Mr. Spencer Trask
Born in 1844, Spencer Trask was one of the most influential venture capitalists in history. His most impactful investment was with Thomas Edison, supporting his ground-breaking invention, the light bulb. Other ventures Trask backed include the expansion of the railroads, the reorganization of The New York Times, becoming their main shareholder, and the founding of Yaddo, an artists’ community. He was husband to Katrina Nichols, and father to four children.
Trask suffered many tragedies throughout his life. Spencer Trask and Katrinas’ first child fell sick and died under the age of five. Not too log after, Mr. Trask’s three remaining children died tragically in a fire that also burned down his Yaddo home. The Trasks rebuilt the house– this time, with stone. Mr. and Mrs. Trask both buried themselves in their work– Spencer with his business ventures, and Katrina with her writing.
Spencer Trask, the Businessman
Spencer Trask was Thomas A. Edison’s supporter and financier for his most world-changing inventions– the light bulb and the phonograph. In December of 1884, Trask became the second president of Edison Illuminating. Trask not only provided the funding Edison needed, he was an insightful confidant and intermediary. In fact, New York Edison issued the following statement:
“Mr. Trask’s financial support of the electric lighting industry in its pioneer days was a potent feature in securing to the community the advantages and conveniences of the electric light and his unbounded faith and stupendous confidence in the future of the central station business laid the foundation for its future prosperity.”

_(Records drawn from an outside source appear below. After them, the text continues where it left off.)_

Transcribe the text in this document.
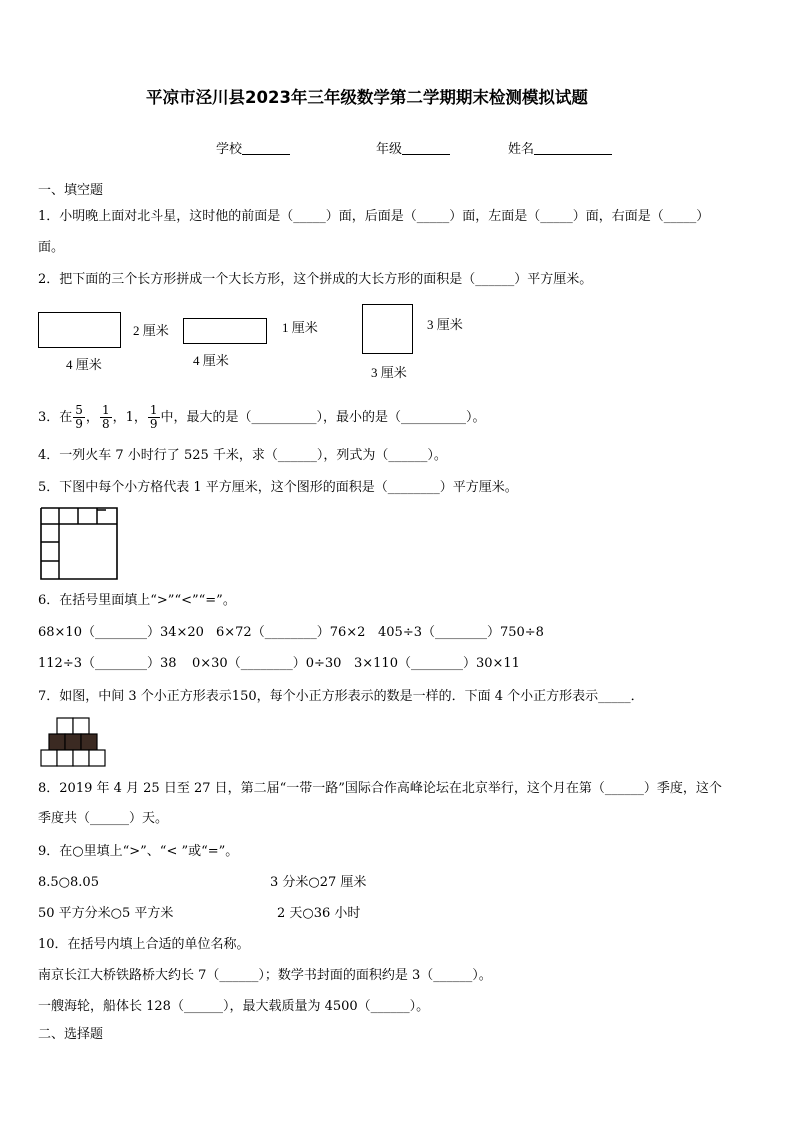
平凉市泾川县2023年三年级数学第二学期期末检测模拟试题
学校	年级	姓名
一、填空题
1．小明晚上面对北斗星，这时他的前面是（_____）面，后面是（_____）面，左面是（_____）面，右面是（_____）
面。
2．把下面的三个长方形拼成一个大长方形，这个拼成的大长方形的面积是（______）平方厘米。
2 厘米
4 厘米
1 厘米
4 厘米
3 厘米
3 厘米
3．在 $\frac{5}{9}$ ， $\frac{1}{8}$ ，1， $\frac{1}{9}$ 中，最大的是（__________），最小的是（__________）。
4．一列火车 7 小时行了 525 千米，求（______），列式为（______）。
5．下图中每个小方格代表 1 平方厘米，这个图形的面积是（________）平方厘米。
6．在括号里面填上“>”“<”“=”。
68×10（________）34×20 6×72（________）76×2 405÷3（________）750÷8
112÷3（________）38 0×30（________）0÷30 3×110（________）30×11
7．如图，中间 3 个小正方形表示150，每个小正方形表示的数是一样的．下面 4 个小正方形表示_____．
8．2019 年 4 月 25 日至 27 日，第二届“一带一路”国际合作高峰论坛在北京举行，这个月在第（______）季度，这个
季度共（______）天。
9．在○里填上“>”、“< ”或“=”。
8.5○8.05	3 分米○27 厘米
50 平方分米○5 平方米	2 天○36 小时
10．在括号内填上合适的单位名称。
南京长江大桥铁路桥大约长 7（______）；数学书封面的面积约是 3（______）。
一艘海轮，船体长 128（______），最大载质量为 4500（______）。
二、选择题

Spencer Trask was busy with various other, equally impactful ventures. Trask’s company, Spencer Trask & Co., can been seen on The Wall Street Journal’s volume 1, number 1 issue. As chairman of The New York Times, he saved the failing newspaper from imminent demise. Spencer Trask also helped fund the Western expansion of the railroads.
Trask was a noble businessman who kept to the conviction, “Deeds, not words.” He was also an active philanthropist, as demonstrated by his generous donation of his long-time home to the arts. Trask also donated his money and time to various other organizations and efforts, including Columbia University, Princeton University, the National Armenian Relief Committee, and the National Arts Club. Spencer Trask founded the Spencer Trask Lecture Series, available to the public, inviting revolutionaries such as Niels Bohr, T. S. Eliot, and Margaret Mead– this series still continues today at his alma mater, Princeton University.
Trask’s Untimely Death
On New Year’s Eve, 1909, Spencer Trask boarded a train to New York, as requested by the Saratoga Reservation Commission. In the town of Croton, a train smashed into Spencer Trask’s car killing him. Trask was the only fatality.
Quotes About Spencer Trask
“His generosity was so great that he sheltered and fed all his friends, rich and poor alike, provided they possessed talent and ability.”
The New York Times
“To him life gave its best, and from him it demanded a heavy toll of affliction and grief. But sorrow could not dishearten his and pain did not unnerve him. They only seemed to strengthen his will. He had but one object: to do right and serve his fellow man.”
Charles Evans Hughes, Governor of New York
“His harvests did not make men poorer, but richer, for the money made life more abundant to him and to all those with whom he had to do.”
William T. Evans, National Arts Club
“The more I learned about Spencer Trask, the more he helped me see what really matters: faith, the power of human creativity, and a long term commitment to people worth being loved and admired. I could not have found a better role model.”
Kevin Kimberlin, current Chairman of Spencer Trask & Co.